A l’instar des joueurs de football, les grands monstres s’échangent parfois d’une équipe à l’autre. Ainsi la compagnie nippone Toho a-t-elle racheté à la RKO les droits du personnage de King Kong pour qu’il affronte son champion national Godzilla, plagiant au passage sans vergogne un projet non abouti de Willis O’Brien, créateur des effets spéciaux du King Kong de 1933. En 1962, au cœur de la guerre froide, un tel affrontement était riche en symbole, les scénaristes ne se souciant guère, par ailleurs, de la mort des deux monstres dans les films les ayant mis en vedette auparavant. Mais en tel contexte, la logique, on le sait, n’a pas vraiment cours. Assez paradoxalement, la créature la plus réussie du film n’est ni le gorille géant, ni le dinosaure radioactif, grotesquement interprétés par des comédiens dans des costumes plutôt ridicules, mais une superbe pieuvre géante, visqueuse à souhait, contre laquelle lutte Kong sur son île, dans une première partie exotique où les indigènes s’expriment en bon français (ou anglais ou japonais selon la version).

Découvert par les envoyés d’une compagnie pharmaceutique sur une île du Pacifique, Kong est drogué avec des baies au narcotique puis ramené en radeau au Japon. Evidemment, il ne tarde guère à s’échapper et à causer maintes destructions. Quant à Godzilla, brutalement réveillé par un sous-marin nucléaire, il surgit d’un iceberg en Arctique et se dirige lui aussi vers le Japon. Le dinosaure saccage un train et le gorille attaque un métro, hommages respectifs au King Kong et au Godzilla originaux. Les deux créatures géantes semblant indestructibles, les autorités décident de provoquer un affrontement entre eux. Le manque de crédibilité des monstres vedettes est un peu rattrapé par la beauté des maquettes et la qualité des trucages optiques. Kong est endormi, transporté dans les airs par des ballons, dans une séquence quasi-surréaliste, puis c’est le vrai combat, moins palpitant que prévu.

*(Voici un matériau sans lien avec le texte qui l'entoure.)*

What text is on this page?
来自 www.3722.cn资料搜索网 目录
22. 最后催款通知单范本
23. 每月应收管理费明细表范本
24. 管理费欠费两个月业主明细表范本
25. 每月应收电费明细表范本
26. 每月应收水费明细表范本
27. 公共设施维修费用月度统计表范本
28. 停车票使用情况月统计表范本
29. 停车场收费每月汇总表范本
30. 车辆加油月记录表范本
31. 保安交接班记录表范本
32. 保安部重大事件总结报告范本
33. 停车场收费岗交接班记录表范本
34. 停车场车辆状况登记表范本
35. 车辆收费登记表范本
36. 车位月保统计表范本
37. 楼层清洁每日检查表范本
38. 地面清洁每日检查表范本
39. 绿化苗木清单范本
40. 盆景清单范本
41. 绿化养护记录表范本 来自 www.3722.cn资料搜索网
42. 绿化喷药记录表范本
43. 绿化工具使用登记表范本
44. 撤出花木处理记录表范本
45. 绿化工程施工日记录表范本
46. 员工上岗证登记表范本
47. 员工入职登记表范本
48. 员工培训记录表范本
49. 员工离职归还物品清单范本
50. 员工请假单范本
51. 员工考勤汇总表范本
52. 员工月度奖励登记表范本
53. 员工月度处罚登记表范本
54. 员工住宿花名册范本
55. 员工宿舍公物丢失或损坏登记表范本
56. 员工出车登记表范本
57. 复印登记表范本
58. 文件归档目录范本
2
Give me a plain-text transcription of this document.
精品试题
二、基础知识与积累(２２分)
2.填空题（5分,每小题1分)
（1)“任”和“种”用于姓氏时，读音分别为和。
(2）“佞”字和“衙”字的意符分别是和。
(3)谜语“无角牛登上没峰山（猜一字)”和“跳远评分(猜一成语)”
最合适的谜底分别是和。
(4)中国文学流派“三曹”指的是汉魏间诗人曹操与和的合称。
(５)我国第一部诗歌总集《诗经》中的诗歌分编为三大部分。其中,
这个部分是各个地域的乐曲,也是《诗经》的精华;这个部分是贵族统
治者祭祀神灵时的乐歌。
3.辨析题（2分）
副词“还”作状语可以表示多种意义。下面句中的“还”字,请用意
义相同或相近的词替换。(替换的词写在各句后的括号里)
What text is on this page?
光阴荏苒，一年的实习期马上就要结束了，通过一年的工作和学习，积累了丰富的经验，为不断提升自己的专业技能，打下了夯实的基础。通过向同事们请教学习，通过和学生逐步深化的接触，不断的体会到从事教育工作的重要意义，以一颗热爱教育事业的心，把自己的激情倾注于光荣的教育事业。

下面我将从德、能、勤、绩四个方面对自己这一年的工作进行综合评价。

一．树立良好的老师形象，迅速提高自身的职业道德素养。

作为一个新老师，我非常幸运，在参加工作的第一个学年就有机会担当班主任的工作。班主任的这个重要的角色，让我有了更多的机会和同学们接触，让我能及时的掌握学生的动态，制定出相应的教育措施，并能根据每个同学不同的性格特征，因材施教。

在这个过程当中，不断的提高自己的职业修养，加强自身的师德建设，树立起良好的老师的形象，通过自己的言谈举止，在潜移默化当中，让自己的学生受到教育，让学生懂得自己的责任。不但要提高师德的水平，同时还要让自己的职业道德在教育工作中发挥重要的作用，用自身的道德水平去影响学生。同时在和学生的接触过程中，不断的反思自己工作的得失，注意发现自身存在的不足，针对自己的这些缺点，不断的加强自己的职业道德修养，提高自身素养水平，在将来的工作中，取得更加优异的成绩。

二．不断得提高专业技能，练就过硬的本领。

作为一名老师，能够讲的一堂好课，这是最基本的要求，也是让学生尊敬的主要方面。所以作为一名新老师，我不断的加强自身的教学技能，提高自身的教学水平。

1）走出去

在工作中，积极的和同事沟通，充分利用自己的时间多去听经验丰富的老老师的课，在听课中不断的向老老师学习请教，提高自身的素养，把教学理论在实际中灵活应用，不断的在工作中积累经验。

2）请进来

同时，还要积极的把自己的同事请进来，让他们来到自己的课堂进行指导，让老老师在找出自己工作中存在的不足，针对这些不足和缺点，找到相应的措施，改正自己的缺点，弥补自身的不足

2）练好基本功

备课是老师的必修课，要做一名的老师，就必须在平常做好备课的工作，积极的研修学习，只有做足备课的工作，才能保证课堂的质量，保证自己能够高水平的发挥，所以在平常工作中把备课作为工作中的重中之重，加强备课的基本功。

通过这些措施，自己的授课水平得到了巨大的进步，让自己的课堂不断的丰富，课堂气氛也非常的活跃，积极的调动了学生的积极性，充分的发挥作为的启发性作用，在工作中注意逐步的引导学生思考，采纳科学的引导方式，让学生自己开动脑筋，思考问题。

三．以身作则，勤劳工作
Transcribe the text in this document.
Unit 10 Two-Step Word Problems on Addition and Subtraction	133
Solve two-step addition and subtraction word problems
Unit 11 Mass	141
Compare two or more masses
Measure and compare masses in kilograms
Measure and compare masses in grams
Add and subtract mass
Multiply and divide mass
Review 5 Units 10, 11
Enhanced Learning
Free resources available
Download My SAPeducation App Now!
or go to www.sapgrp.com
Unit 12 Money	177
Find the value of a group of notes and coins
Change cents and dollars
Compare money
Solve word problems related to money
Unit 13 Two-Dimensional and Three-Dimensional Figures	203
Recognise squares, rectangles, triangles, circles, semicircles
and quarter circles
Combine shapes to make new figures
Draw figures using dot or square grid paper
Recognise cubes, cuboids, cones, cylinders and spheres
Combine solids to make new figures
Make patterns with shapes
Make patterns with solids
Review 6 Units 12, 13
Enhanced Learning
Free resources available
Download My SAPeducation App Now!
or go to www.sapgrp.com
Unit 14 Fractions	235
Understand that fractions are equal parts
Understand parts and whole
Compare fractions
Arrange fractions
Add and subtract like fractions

Car le pugilat s’apparente bien plus à un match de catch maladroit qu’à un véritable affrontement antédiluvien. Et comme tout le monde a gardé en mémoire le magnifique corps à corps entre Kong et l’allosaure dans le chef d’œuvre de 1933, la comparaison est ici fort douloureuse. Comme toujours, les Américains ont cru bon de rajouter des plans explicatifs avec des comédiens occidentaux, où un « scientifique », en parlant de Godzilla, explique avec le plus grand sérieux que « cette créature de la préhistoire est un dinosaure. Peut-être est-il un mélange du gigantesque Dinosaurus Rex et du Spigosaurus, qui était une espèce de reptile descendant du Plésiosauridé (!!) ». A l’ issue du combat, tous deux tombent du Mont Fuji dans l’océan. Anecdote amusante : dans la version originale du film, c’est Godzilla qui gagne le combat, mais dans le montage américain, on nous laisse plutôt croire à la victoire de Kong. Jusqu’où le patriotisme va-t-il se nicher ! Dans ce nouveau montage, la bande originale emprunte des extraits musicaux de L’Etrange Créature du Lac Noir.